高卒認定を取得したBさんも、正社員を目指しています。応募した企業で何度も雑貨の購入をしていて以前からお気に入りのショップでした。何度も利用していると欲しい商品を見つけるのに手間がかかるという不満や、こんな商品が欲しいと言った要望がありました。そこでBさんは、私が入社したら商品を見つけやすいようにこのように改善します。こういった商品に需要があるか調査し、商品ラインナップを充実させてお客さんの満足度をあげますという提案資料を作成して、面接にのぞみました。

あなたが採用担当者だったらAさんとBさんのどちらの人と一緒に仕事がしたいですか?

どちらの人の方が企業にとって将来、活躍してくれるとイメージできましたか?

Aさんはごく一般的な求職者の方だと思います。一方、Bさんはごく少数の企業からしたら原石のような可能性を秘めた人材です。

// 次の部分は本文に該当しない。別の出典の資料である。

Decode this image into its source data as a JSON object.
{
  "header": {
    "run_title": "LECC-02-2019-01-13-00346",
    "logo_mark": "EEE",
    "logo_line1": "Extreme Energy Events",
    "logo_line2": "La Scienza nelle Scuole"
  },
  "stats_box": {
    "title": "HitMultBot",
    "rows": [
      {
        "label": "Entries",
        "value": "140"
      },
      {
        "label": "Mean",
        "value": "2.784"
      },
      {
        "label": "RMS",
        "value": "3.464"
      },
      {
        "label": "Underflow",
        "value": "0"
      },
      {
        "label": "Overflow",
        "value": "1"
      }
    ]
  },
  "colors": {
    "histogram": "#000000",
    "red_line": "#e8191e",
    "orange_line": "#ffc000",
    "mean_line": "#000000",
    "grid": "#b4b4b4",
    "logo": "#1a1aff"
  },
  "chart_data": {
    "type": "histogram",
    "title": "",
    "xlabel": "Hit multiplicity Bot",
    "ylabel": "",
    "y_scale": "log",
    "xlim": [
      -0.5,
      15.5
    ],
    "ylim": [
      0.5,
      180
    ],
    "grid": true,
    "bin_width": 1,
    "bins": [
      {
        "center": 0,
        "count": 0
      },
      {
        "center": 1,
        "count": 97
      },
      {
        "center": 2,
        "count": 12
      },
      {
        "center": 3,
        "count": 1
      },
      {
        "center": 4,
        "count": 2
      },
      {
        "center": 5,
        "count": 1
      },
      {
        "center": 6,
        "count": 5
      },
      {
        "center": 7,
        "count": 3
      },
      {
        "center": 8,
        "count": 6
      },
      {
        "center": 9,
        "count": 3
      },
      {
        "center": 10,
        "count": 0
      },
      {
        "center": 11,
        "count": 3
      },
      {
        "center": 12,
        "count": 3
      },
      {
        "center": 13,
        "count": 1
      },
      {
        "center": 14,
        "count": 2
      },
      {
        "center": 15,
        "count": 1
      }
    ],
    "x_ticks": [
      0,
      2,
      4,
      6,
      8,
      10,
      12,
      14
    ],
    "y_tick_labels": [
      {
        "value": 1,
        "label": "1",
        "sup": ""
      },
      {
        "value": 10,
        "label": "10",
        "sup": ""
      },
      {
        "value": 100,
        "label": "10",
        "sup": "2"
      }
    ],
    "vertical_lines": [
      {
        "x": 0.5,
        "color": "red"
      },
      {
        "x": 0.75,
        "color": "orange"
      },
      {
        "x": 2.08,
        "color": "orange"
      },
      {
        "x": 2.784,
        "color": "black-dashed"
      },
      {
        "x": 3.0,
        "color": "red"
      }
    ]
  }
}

利用者視点(お客さん視点)で不満や要望をピックアップし、私ならこのように改善しますと提案しているのです。

どのような業種の企業においてもお客さんの声がサービスや商品の改善を促し、さらに企業を成長させていきます。

これは、私がバイトしていた居酒屋でも同じです。

居酒屋で働いている時に、人事担当の常連さんがBさんのように提案してくる応募者がいて、即内定を出したことを嬉しそうに話されていたことを覚えています。書類選考の段階で履歴書と職務経歴書にプラスして提案書をA4用紙5枚にまとめていたそうです。すごいボリュームですよね。

多くの応募者は履歴書と職務経歴書、テンプレート通りの志望動機だった中で異彩を放っていたそうです。結果、応募者の多くが大卒だった中で、高校を中退したその方が選ばれたそうです。

企業は転職の場合は特に即戦力を求めていますので、その場合は実績や経験で比較されますが、学歴での比較の場合はあなたの意欲、その仕事に就きたいという情熱が結果に結びつくと考えて良いと思います。

高卒認定を取ったら自信を持って、自分を積極的にアピールしましょう。